Node termination handler drains nodes in all AZs in parallel

kaurmultani opened this issue 2 years ago · 2 comments

Describe the feature
We use instance refresh to update our 3 Auto Scaling Groups (ASGs), one for each Availability Zone (AZ).
We have node termination handler (sqs mode) for our eks cluster with a single self-managed node group.

         node_groups
          - name: wg1 
            class: self-managed
            instance_types: ["xx.large", "xx.large"]
            spot: true
            taint: false

Whenever the nodes are replaced, following happens:

first, 3 new nodes (one in each AZ) are introduced in the cluster.
then, if we dont have any PDBs in the cluster, the NTH will drain 3 old nodes (one for each AZ) in parallel.
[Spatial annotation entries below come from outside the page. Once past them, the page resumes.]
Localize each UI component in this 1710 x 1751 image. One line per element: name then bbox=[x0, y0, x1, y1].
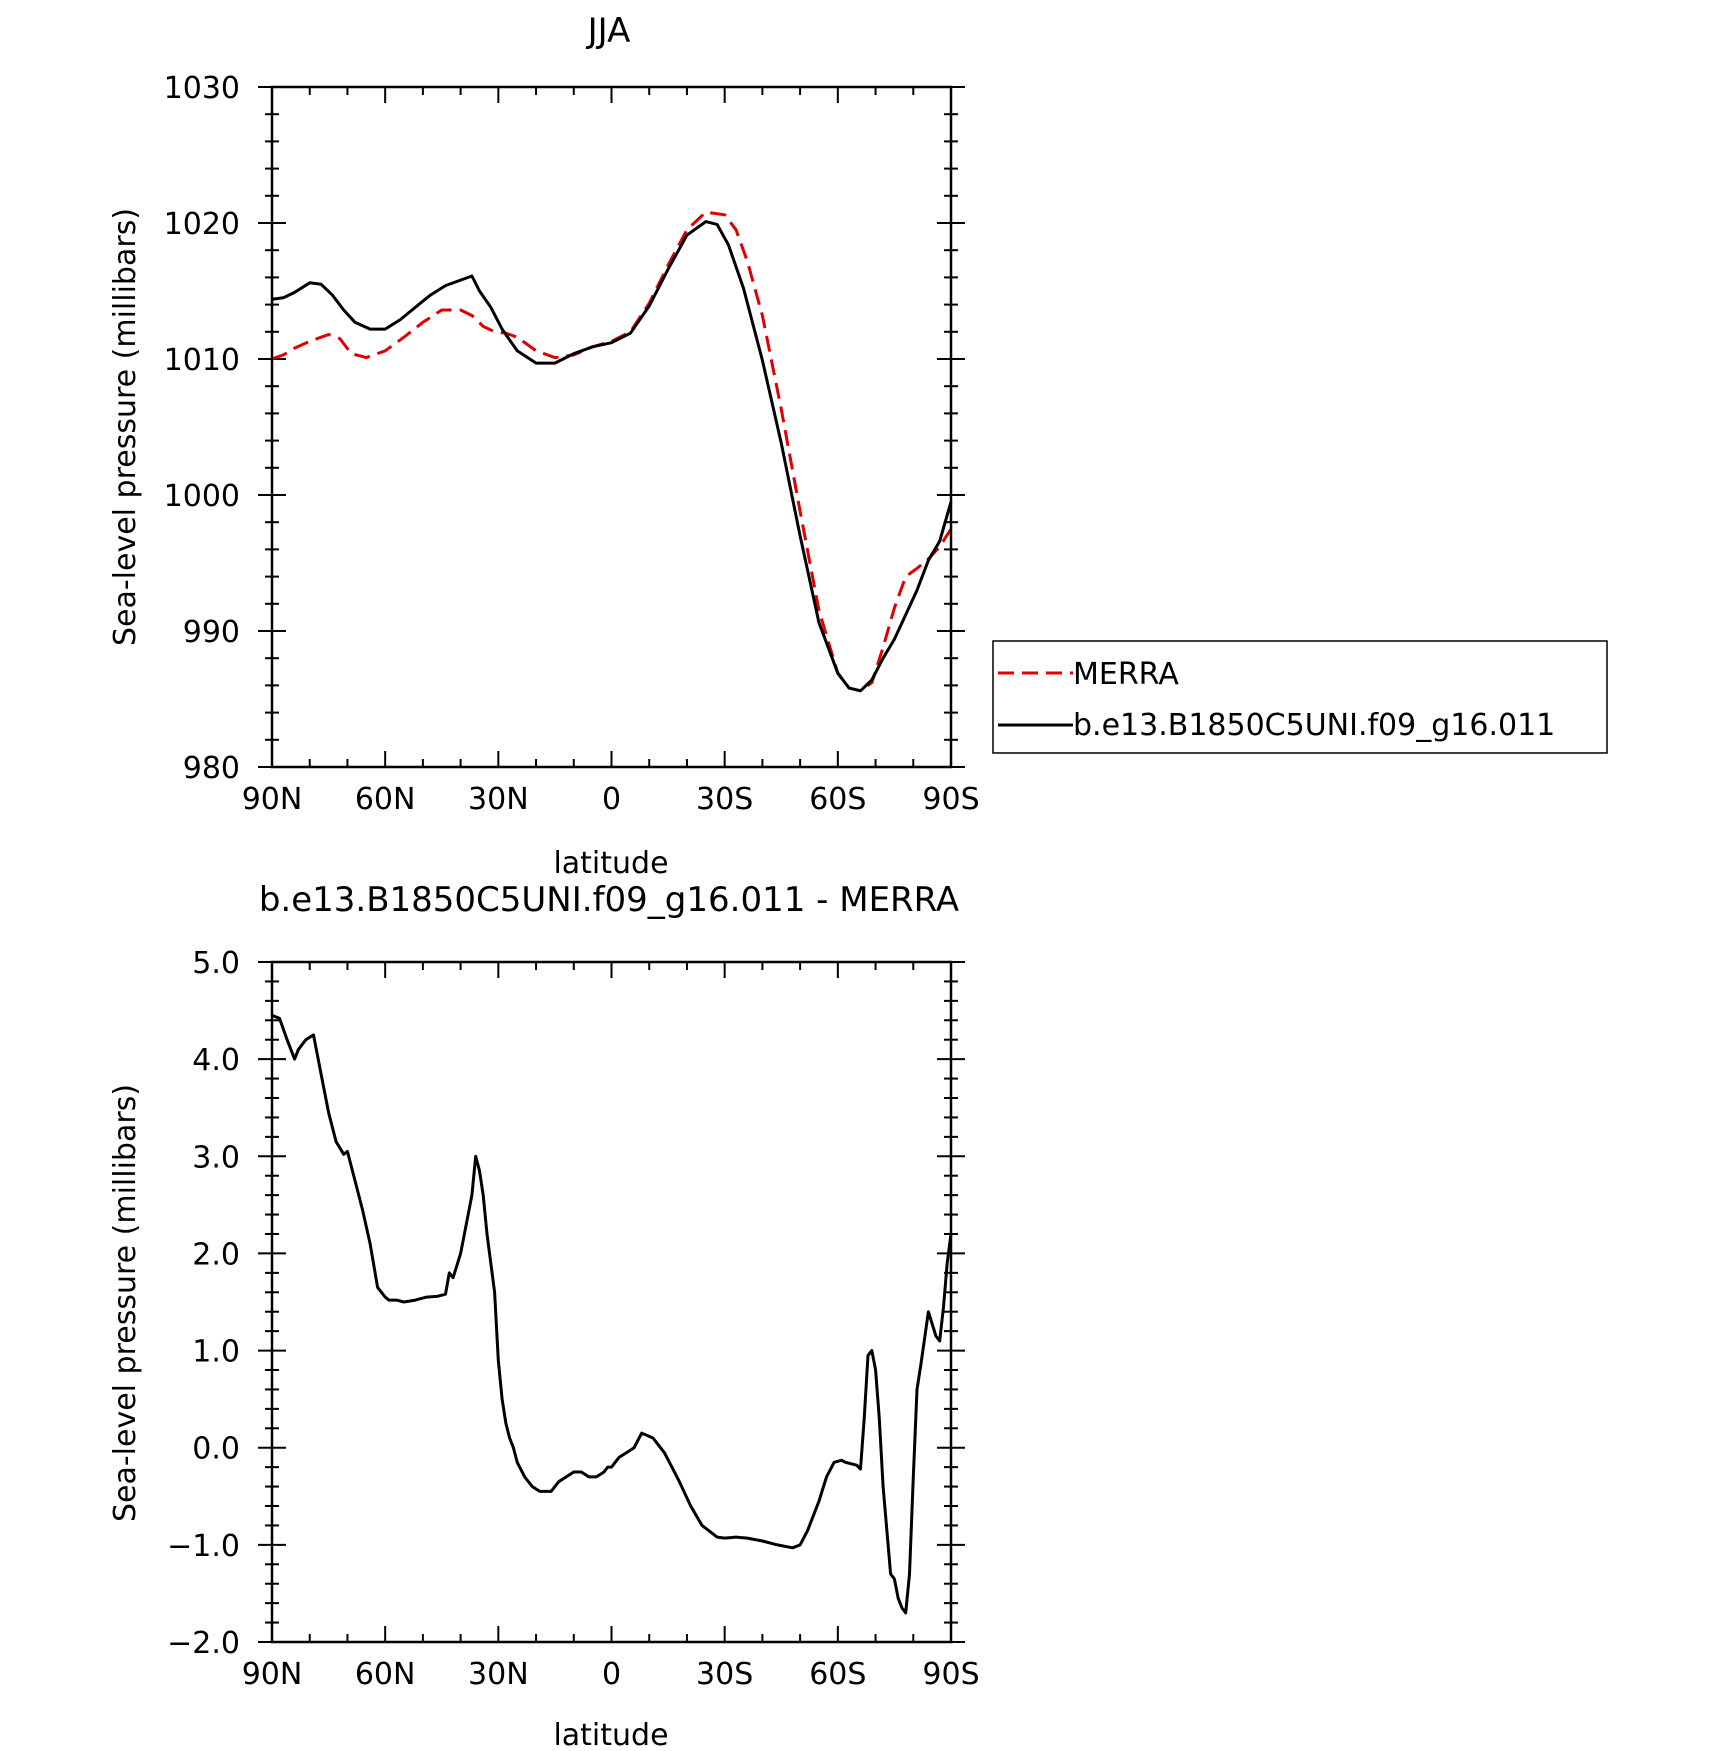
bottom-ytick-label: 5.0 bbox=[192, 946, 240, 981]
bottom-ytick-label: 4.0 bbox=[192, 1043, 240, 1078]
top-panel-series bbox=[271, 210, 953, 693]
top-xtick-label: 30S bbox=[696, 782, 753, 817]
top-xtick-label: 60S bbox=[809, 782, 866, 817]
top-ytick-label: 1020 bbox=[164, 207, 240, 242]
bottom-ytick-label: 3.0 bbox=[192, 1140, 240, 1175]
top-ytick-label: 980 bbox=[183, 751, 240, 786]
top-xtick-label: 90S bbox=[922, 782, 979, 817]
bottom-xtick-label: 30N bbox=[468, 1657, 529, 1692]
bottom-panel-xlabel: latitude bbox=[553, 1718, 668, 1751]
bottom-panel-series bbox=[271, 1014, 953, 1615]
top-panel-ylabel: Sea-level pressure (millibars) bbox=[108, 208, 143, 646]
bottom-panel: b.e13.B1850C5UNI.f09_g16.011 - MERRA 90N… bbox=[108, 880, 980, 1751]
bottom-ytick-label: −1.0 bbox=[167, 1529, 240, 1564]
bottom-ytick-label: 1.0 bbox=[192, 1335, 240, 1370]
legend-label-merra: MERRA bbox=[1073, 657, 1179, 692]
top-panel-frame bbox=[270, 85, 953, 769]
top-xtick-label: 0 bbox=[602, 782, 621, 817]
bottom-panel-title: b.e13.B1850C5UNI.f09_g16.011 - MERRA bbox=[259, 880, 959, 920]
top-panel-ticks: 90N 60N 30N 0 30S 60S 90S 980 990 1000 1010 1020 103… bbox=[164, 71, 980, 817]
bottom-ytick-label: 2.0 bbox=[192, 1237, 240, 1272]
top-panel-title: JJA bbox=[586, 11, 631, 51]
bottom-panel-ylabel: Sea-level pressure (millibars) bbox=[108, 1084, 143, 1522]
bottom-xtick-label: 60N bbox=[355, 1657, 416, 1692]
bottom-xtick-label: 0 bbox=[602, 1657, 621, 1692]
bottom-xtick-label: 90S bbox=[922, 1657, 979, 1692]
bottom-xtick-label: 60S bbox=[809, 1657, 866, 1692]
top-ytick-label: 990 bbox=[183, 615, 240, 650]
bottom-panel-frame bbox=[270, 960, 953, 1644]
top-xtick-label: 30N bbox=[468, 782, 529, 817]
top-ytick-label: 1010 bbox=[164, 343, 240, 378]
top-ytick-label: 1000 bbox=[164, 479, 240, 514]
bottom-series-difference-line bbox=[271, 1014, 953, 1615]
legend-label-model: b.e13.B1850C5UNI.f09_g16.011 bbox=[1073, 708, 1555, 743]
bottom-xtick-label: 90N bbox=[242, 1657, 303, 1692]
top-xtick-label: 60N bbox=[355, 782, 416, 817]
bottom-ytick-label: 0.0 bbox=[192, 1432, 240, 1467]
bottom-panel-ticks: 90N 60N 30N 0 30S 60S 90S −2.0 −1.0 0.0 1.0 2.0 3.0 4… bbox=[167, 946, 979, 1692]
legend-box bbox=[992, 640, 1608, 754]
top-ytick-label: 1030 bbox=[164, 71, 240, 106]
top-xtick-label: 90N bbox=[242, 782, 303, 817]
top-series-b-e13-b1850c5uni-f09-g16-011-line bbox=[271, 220, 953, 693]
top-panel-xlabel: latitude bbox=[553, 846, 668, 881]
bottom-xtick-label: 30S bbox=[696, 1657, 753, 1692]
top-series-merra-line bbox=[271, 210, 953, 693]
top-panel: JJA 90N 60N 30N 0 30S 60S 90S 980 990 1000 1010 102… bbox=[108, 11, 1608, 881]
bottom-ytick-label: −2.0 bbox=[167, 1626, 240, 1661]
legend: MERRA b.e13.B1850C5UNI.f09_g16.011 bbox=[992, 640, 1608, 754]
Can we configure node termination handler not to drain the nodes in all 3 AZ in parallel?
Or is there something else I can do to achieve it?

Is the feature request related to a problem?
A description of what the problem is. For example: I'm frustrated when [...]

Describe alternatives you've considered
Using PDBs will not let all 3 nodes (one for each Availability Zone) drain parallel.

Answer 1 · 2022-08-18T19:28:47.000Z

If your concern is availability of a particular set of pods across AZs, then PodDisruptionBudget is likely the right tool for the job. You could write one PDB per application per availability zone, which would ensure you have the right number of pods running in each AZ, while regulating when the old nodes can get drained without endangering your uptime.

NTH will drain nodes as efficiently as possible, but it is always subject to any restrictions that the Kubernetes system places on the pods running on those nodes (like PDBs). NTH is too low down on the stack to know about those policies, but the "drain" commands it issues will respect the restrictions.

In general, draining nodes simultaneously across multiple availability zones is not inherently bad behavior; it could be undesirable depending on how the pods are distributed, but that is outside the scope of NTH to solve.

Answer 2 · 2022-08-23T19:36:19.000Z

@snay2 Thank you for the feedback, really appreciated!